Artworks sometimes show us once scene of a bigger story. This lesson plan encourages students to imagine what may come next.
Small print outs of selected artworks
John “Crash” Matos; No CRASH NO! NO!, 1983
Roy Lichtenstein; Peace through Chemistry IV, 1970
CCSA.ELA-LITERACY.CCRA.SL.1 Prepare for and participate effectively in a range of conversations and collaborations with diverse partners, building on others’ ideas and expressing their own clearly and persuasively.
CCSA.ELA-LITERACY.CCRA.SL.2 Integrate and evaluate information presented in diverse media and formats, including visually, quantitatively and orally.
VA:Re8 Construct meaningful interpretations of artistic work.
What do you see? What is going on? What makes you say that?
Artworks often show us just one scene of a bigger story. It’s like when you are watching a movie on TV and you pause it. Or if you only get to see one frame within a comic book. Even with these single images, there are often clues of what the bigger story might be.

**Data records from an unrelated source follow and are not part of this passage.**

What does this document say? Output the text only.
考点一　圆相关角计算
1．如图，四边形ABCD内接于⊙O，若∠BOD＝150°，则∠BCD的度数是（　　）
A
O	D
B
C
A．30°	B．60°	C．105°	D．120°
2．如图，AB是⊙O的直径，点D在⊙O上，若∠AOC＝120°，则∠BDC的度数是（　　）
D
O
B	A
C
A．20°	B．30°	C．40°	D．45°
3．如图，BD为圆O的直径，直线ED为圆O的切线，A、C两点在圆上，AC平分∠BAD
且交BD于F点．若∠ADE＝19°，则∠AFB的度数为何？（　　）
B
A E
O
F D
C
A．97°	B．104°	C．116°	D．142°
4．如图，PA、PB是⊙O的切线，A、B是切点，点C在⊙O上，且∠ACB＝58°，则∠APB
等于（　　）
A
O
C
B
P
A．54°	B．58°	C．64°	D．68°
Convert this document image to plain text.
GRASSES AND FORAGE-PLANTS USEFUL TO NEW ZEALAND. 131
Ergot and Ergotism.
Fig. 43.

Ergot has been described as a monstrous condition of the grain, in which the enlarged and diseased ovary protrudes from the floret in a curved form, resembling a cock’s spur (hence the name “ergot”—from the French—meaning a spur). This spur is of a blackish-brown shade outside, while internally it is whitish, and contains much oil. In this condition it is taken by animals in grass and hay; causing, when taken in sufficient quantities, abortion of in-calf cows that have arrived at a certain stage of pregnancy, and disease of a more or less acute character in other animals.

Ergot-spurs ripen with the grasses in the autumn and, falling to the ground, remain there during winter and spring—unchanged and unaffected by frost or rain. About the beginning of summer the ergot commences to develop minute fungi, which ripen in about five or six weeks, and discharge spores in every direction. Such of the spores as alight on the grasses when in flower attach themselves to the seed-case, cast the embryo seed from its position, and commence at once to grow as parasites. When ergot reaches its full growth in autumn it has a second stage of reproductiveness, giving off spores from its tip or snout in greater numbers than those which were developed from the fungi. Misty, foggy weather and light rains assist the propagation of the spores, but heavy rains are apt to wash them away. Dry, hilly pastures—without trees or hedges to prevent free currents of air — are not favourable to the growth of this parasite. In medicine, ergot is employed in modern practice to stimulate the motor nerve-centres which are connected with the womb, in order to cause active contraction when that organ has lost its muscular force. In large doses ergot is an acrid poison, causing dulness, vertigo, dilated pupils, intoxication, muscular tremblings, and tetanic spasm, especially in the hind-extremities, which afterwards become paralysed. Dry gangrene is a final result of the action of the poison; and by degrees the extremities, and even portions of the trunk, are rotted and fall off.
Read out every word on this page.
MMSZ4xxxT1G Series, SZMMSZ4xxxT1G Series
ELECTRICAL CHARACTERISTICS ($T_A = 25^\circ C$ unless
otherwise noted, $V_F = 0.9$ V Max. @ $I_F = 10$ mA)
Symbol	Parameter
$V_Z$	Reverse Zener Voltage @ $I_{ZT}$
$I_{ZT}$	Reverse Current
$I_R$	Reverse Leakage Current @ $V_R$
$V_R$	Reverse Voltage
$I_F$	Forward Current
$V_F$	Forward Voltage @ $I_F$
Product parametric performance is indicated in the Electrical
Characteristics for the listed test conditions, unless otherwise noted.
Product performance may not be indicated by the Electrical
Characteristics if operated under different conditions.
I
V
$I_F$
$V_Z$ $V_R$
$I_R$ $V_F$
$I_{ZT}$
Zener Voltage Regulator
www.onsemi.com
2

Looking at our artwork, what do you think happened before/after this scene? Where in the story do you think our scene took place?
Now, it is your turn to create the rest of the story. We are going to do so in the form of a comic.
Each of you are going to get a blank comic sheet and a small image of this artwork. Glue the image wherever you want in the story; it can be at the beginning, middle, or end.
Fill in the rest of the comic by telling your story; you can draw, write, or do both! Although the blank comic has three large rectangles, feel free to add more sections by drawing in dividing lines.
Have students share their comics. Discuss the different versions of their stories.